Возражать было нечего.
Перешли к суждению о семейной и общественной жизни. Я опять стал распространяться о превосходных сторонах общества и семьи в Прибалтийском крае, коснулся, конечно, и немок.
– Замечу вам, – заговорил опять тот же майор, – я достаточно знаком с женским полом. Имел на своем веку дело и с немками, и с француженками, и с цыганками.

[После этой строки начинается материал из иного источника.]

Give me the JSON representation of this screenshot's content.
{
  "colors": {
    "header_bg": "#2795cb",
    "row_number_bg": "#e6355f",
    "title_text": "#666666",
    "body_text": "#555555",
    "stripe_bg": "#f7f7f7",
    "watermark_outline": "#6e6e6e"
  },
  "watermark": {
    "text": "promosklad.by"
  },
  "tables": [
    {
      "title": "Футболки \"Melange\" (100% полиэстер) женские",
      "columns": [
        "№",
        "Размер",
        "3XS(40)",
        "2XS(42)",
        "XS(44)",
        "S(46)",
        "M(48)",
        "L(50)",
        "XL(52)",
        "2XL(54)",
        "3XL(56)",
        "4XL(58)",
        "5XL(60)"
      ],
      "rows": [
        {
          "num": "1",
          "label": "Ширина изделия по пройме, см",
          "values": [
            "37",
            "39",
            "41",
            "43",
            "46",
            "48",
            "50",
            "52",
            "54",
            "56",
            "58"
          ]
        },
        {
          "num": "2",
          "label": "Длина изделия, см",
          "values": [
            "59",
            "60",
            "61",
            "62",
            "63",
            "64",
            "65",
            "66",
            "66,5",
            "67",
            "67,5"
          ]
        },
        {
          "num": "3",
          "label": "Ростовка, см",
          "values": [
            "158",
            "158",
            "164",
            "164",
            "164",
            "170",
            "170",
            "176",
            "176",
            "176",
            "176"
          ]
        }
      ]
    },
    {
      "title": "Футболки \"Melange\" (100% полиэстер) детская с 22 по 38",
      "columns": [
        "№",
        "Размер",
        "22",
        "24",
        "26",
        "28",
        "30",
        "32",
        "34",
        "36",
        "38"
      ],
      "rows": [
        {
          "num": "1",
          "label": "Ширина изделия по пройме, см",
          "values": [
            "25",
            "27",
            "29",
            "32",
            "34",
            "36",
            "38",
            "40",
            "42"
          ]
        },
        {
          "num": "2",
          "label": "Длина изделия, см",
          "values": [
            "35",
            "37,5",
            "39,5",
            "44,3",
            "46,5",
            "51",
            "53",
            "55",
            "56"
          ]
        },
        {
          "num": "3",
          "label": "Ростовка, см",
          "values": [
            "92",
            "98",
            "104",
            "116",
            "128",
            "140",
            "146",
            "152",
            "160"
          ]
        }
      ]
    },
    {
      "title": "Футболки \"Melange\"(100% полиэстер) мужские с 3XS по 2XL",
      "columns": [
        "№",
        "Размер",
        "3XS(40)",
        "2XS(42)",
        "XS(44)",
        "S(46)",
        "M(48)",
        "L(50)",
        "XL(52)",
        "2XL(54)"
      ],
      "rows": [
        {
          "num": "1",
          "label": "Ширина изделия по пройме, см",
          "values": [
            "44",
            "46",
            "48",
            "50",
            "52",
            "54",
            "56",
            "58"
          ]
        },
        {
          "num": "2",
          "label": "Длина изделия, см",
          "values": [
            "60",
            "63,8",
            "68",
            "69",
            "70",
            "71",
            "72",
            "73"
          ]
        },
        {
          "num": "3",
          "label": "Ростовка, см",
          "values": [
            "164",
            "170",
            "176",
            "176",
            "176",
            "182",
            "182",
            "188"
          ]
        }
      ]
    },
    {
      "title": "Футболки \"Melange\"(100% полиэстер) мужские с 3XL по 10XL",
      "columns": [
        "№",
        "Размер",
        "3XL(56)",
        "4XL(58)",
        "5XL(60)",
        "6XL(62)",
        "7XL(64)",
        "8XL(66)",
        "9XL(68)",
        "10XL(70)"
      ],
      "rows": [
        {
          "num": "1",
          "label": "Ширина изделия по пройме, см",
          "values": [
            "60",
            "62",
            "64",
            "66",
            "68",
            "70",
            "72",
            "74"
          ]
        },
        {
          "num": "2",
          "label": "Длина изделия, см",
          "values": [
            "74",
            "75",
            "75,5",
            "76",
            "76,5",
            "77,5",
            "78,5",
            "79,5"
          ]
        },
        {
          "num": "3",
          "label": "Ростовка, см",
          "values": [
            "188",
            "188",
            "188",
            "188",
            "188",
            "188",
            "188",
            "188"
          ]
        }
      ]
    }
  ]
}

Большого различия не нашел: все поперечки.
При этом замечании все общество покатилось со смеху, а я умолк, бросив презрительный взгляд на всю эту не подходившую для меня компанию.
На другой день меня пригласили также к старому знакомому моего отца, помещику Матвееву, человеку с большими средствами и получившему отличное образование. Пригласили же меня в особенности затем, чтобы посоветоваться о сыне Матвеева, подростке лет 16-ти; его воспитывали дома гувернеры-иностранцы, и надо было решить теперь, как и чем закончить домашнее воспитание.
Я застал отца (еще очень моложавого и разбитного) и сына упражняющимися в фехтовальном искусстве.
Молодой Матвеев, изящно одетый, с целым лесом белокурых волос на голове, тщательно завитых и припомаженных, свободный в обращении, украшавший разговор цитатами из русских поэтов, представлял собою что-то искусственное, поддельное, невиданное мною в Дерпте. Отец Матвеев также вставлял в разговоре стихи из «Евгения Онегина», из «Горе от ума», называл предрассудком соблюдение религиозных обрядов и в то же время крестился, садясь за стол; он сказывал, что сын его требует только некоторой подготовки в древних языках для вступления в университет, и восхищался вместе с сыном моими рассказами о жизни в Дерпте, об университетской деятельности и готов был сейчас же лететь в Дерпт. Я радовался, что нашел в Москве хотя одно прогрессивно настроенное семейство, и рад был еще более тому, что мог сам способствовать прогрессу, притянув юношу к серьезному университетскому образованию.